4 Replies Latest reply on Jun 1, 2010 3:43 PM by Chris NameToUpdate

    Linux Provisioning Hangs

      I was able to get Linux provisioning to work in my VM environment using patch 212.  I'm moving to the Production environment and have run into a new failure that I can't figure out.  Standard Disclaimer:  This environment is capable of provisioning Windows machines.


      Steps to reproduce:

      1. Boot target device using Windows boot files.
      2. Select target device in PM and choose "Provision"
      3. Go through the System Package wizard and click "Finish"
      4. Target device gets the message to reboot.
      5. Target device reboots and grabs my OEL54/vmlinuz && initrd.img files.
      6. Target device displays "Ready" and hangs.
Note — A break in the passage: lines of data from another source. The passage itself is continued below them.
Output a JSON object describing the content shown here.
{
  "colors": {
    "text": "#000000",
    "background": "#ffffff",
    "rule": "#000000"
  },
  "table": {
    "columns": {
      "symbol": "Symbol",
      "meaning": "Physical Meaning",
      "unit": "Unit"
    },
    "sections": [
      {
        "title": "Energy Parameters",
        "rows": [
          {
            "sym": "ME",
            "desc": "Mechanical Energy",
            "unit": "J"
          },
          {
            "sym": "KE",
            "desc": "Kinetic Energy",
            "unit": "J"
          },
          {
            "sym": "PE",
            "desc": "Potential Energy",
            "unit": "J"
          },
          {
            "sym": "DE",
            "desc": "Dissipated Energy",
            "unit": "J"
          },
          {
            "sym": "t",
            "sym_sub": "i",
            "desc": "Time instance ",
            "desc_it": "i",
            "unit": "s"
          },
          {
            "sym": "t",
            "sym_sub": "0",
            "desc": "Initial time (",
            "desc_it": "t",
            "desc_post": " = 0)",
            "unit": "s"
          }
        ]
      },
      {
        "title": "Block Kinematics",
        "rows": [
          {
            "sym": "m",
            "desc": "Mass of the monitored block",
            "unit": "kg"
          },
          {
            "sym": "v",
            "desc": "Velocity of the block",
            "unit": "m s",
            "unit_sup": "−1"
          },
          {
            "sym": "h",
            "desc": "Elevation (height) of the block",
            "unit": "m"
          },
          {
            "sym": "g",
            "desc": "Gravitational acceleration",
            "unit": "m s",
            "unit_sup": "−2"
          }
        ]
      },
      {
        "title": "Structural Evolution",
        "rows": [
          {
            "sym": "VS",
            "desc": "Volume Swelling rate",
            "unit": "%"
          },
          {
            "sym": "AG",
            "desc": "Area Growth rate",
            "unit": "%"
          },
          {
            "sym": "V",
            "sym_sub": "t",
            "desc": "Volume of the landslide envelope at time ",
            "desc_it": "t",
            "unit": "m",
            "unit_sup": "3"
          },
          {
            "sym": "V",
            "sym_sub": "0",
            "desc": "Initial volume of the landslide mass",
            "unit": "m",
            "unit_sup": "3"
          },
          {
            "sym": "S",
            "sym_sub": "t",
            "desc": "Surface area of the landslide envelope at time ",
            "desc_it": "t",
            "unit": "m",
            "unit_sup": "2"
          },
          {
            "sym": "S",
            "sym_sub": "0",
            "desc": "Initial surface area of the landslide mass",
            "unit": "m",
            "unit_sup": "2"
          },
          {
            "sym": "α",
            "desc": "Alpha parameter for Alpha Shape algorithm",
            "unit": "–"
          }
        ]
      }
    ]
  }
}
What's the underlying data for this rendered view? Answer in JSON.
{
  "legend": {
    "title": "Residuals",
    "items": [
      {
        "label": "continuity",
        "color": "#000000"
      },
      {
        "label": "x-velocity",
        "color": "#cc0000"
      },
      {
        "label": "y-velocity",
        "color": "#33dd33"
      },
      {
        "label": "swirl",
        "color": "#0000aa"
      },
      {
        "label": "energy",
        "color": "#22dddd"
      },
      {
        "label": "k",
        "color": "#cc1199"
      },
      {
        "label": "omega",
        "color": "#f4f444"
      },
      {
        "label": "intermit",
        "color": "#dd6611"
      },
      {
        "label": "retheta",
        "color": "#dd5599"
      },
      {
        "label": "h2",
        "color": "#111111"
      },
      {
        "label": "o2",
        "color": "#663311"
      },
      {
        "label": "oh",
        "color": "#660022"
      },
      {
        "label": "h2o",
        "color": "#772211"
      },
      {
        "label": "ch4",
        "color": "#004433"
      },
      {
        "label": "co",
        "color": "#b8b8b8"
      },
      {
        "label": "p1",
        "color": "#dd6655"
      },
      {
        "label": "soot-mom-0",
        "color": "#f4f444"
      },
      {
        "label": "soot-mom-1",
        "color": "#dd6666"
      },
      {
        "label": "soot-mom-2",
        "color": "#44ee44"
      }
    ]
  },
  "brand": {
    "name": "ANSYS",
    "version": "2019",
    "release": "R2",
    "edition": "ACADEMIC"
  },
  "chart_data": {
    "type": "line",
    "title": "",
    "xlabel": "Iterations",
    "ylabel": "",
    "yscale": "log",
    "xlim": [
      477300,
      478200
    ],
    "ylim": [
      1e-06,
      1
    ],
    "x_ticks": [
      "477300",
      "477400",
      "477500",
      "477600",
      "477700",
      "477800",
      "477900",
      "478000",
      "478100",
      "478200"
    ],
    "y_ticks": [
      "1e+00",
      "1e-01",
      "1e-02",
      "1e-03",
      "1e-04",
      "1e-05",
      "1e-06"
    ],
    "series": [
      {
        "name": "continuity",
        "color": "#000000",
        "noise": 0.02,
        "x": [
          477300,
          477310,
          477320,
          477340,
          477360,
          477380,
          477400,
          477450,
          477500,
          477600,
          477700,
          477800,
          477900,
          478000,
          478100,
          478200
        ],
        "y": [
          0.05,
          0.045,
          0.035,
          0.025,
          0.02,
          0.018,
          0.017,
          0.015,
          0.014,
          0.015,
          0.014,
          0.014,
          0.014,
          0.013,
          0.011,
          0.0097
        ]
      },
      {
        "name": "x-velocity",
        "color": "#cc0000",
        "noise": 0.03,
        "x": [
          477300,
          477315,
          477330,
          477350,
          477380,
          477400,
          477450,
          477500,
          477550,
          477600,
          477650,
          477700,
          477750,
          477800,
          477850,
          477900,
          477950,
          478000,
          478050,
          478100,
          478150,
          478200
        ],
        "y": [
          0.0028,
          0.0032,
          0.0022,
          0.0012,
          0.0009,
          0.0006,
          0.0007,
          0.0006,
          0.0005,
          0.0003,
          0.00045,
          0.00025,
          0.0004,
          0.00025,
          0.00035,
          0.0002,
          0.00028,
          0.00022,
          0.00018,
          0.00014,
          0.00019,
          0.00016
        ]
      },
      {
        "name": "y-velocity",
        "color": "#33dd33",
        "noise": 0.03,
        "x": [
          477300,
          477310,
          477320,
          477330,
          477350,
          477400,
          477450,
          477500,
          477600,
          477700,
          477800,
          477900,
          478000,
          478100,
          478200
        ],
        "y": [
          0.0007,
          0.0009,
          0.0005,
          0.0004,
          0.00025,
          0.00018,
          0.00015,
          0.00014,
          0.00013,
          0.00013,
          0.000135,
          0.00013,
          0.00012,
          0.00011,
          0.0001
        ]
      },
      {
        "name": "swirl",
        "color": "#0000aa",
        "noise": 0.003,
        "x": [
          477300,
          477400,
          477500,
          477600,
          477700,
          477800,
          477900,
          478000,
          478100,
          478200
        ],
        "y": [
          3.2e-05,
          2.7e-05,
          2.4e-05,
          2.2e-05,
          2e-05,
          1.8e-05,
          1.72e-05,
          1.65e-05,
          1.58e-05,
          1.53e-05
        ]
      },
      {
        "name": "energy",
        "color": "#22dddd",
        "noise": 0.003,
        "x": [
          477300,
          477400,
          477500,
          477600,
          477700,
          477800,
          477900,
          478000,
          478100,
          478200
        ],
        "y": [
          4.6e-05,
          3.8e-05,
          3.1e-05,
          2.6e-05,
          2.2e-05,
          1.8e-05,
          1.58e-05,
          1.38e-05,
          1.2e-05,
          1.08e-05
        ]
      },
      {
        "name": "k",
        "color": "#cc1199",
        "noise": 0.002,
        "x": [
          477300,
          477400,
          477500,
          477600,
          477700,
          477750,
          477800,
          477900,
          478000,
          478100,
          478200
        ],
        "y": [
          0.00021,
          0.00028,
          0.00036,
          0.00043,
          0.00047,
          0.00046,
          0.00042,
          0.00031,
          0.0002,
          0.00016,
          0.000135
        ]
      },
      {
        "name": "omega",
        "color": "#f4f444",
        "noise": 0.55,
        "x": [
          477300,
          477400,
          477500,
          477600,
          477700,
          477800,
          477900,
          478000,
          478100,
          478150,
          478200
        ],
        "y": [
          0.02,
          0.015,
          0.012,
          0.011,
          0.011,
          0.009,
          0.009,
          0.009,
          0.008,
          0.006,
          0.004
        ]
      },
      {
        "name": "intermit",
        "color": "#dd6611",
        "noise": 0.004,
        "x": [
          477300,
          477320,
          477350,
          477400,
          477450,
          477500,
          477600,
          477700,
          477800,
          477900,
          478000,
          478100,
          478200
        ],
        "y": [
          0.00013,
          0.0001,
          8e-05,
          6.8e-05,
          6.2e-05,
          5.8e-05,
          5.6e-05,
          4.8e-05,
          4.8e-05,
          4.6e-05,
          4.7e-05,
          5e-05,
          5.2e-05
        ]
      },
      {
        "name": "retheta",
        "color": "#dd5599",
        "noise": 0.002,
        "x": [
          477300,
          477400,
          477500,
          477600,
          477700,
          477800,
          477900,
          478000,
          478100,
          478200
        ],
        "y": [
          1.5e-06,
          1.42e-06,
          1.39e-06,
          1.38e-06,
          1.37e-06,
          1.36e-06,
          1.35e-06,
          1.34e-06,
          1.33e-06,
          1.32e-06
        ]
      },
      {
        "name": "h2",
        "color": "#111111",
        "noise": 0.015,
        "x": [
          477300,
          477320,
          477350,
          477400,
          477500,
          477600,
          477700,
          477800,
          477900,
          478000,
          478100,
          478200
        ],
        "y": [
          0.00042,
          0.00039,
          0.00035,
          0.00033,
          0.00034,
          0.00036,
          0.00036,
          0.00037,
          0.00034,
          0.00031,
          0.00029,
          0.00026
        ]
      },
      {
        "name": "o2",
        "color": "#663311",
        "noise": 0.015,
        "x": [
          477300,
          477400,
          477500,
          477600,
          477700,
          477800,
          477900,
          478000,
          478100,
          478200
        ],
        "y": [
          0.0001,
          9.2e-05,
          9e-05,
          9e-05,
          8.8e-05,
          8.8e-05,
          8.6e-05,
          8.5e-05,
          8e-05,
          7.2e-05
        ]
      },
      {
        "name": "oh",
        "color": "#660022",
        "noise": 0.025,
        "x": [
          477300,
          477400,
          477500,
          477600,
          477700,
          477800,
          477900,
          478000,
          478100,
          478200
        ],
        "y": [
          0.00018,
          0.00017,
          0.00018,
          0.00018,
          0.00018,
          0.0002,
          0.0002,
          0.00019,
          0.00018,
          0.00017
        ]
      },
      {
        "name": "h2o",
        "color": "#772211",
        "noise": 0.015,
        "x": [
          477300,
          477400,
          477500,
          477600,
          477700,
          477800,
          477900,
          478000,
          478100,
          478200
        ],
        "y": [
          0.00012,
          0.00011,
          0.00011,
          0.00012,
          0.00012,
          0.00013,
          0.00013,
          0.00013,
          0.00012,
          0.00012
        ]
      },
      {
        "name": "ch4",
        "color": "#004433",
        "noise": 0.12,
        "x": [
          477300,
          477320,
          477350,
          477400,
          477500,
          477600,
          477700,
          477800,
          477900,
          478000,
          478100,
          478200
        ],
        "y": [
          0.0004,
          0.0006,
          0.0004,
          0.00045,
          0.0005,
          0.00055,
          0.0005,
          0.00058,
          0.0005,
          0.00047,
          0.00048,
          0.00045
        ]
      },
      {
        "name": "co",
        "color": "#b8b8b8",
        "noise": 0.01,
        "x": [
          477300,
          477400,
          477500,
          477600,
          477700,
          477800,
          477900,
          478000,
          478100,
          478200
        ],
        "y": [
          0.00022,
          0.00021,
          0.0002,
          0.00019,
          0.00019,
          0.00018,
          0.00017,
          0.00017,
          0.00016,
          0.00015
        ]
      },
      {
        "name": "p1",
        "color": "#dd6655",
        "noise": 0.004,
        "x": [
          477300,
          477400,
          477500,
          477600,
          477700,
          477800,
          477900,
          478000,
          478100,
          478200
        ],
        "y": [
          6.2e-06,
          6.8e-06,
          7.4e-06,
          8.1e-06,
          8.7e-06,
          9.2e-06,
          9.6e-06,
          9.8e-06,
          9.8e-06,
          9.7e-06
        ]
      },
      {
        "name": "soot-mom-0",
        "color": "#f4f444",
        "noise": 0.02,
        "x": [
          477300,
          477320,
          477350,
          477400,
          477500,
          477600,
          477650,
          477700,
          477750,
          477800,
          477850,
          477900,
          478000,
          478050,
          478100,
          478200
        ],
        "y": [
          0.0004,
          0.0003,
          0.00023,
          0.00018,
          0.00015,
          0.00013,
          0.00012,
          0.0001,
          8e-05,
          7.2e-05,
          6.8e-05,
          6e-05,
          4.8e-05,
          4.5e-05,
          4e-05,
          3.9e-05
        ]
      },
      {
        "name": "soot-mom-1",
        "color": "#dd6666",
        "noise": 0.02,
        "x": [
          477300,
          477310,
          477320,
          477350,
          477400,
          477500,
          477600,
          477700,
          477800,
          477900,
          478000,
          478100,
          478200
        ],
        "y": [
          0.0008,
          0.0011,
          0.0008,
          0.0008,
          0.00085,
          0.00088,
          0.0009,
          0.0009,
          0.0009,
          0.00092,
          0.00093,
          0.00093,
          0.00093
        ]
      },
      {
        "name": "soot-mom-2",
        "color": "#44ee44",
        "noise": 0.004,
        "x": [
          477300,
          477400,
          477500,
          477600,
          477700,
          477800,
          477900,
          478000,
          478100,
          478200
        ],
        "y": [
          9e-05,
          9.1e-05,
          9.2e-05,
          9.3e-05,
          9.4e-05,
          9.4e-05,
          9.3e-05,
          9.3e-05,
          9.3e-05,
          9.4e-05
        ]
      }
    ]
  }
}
      The device appears to be stuck in some kind of a loop.  I've attached a graph of the CPU usage.  NOTE:  This VM had 2 CPU's.  I think the graph pegs at 50% usage because 1 of those CPU's is maxed.  When I run this same test on a VM with 1 CPU, the graph pegs at 100%.  The dip in CPU usage you see once it flatlines is cyclic and will repeat at that interval forever.





      I went back to my VM and provisioned a new machine just to see what happens after the "Ready." prompt in the screenshot above.  The very next message is:  'Kernel is alive!" and the boot process continues on to the HTTP access of kickstart files.


      I took a peek at my logs and found something odd in the appserver.log.


      [27 May 2010 20:11:45,611] [SSL-Connections-Thread-5] [INFO] [Anonymous:Anonymous:] [Client] Connection disconnecting: id = 2926
      [27 May 2010 20:11:46,861] [SSL-Connections-Thread-2] [INFO] [Anonymous:Anonymous:] [Client] STATE received from remote machine: 0
      [27 May 2010 20:11:46,861] [SSL-Connections-Thread-2] [WARN] [Anonymous:Anonymous:] [Client] received a set state to discovered from device: 00-50-56-82-6F-F6. This should not be happening. Will process it, but get next state will return disk cleanup instead of biosinfo in this instance


      Everything else in my logs (appserver, pxe, tftp) appears to be normal.  I've pulled pertinent portions from each of those logs and can post them here if required.


      Has anyone run into this or have any idea where to start looking for a fix?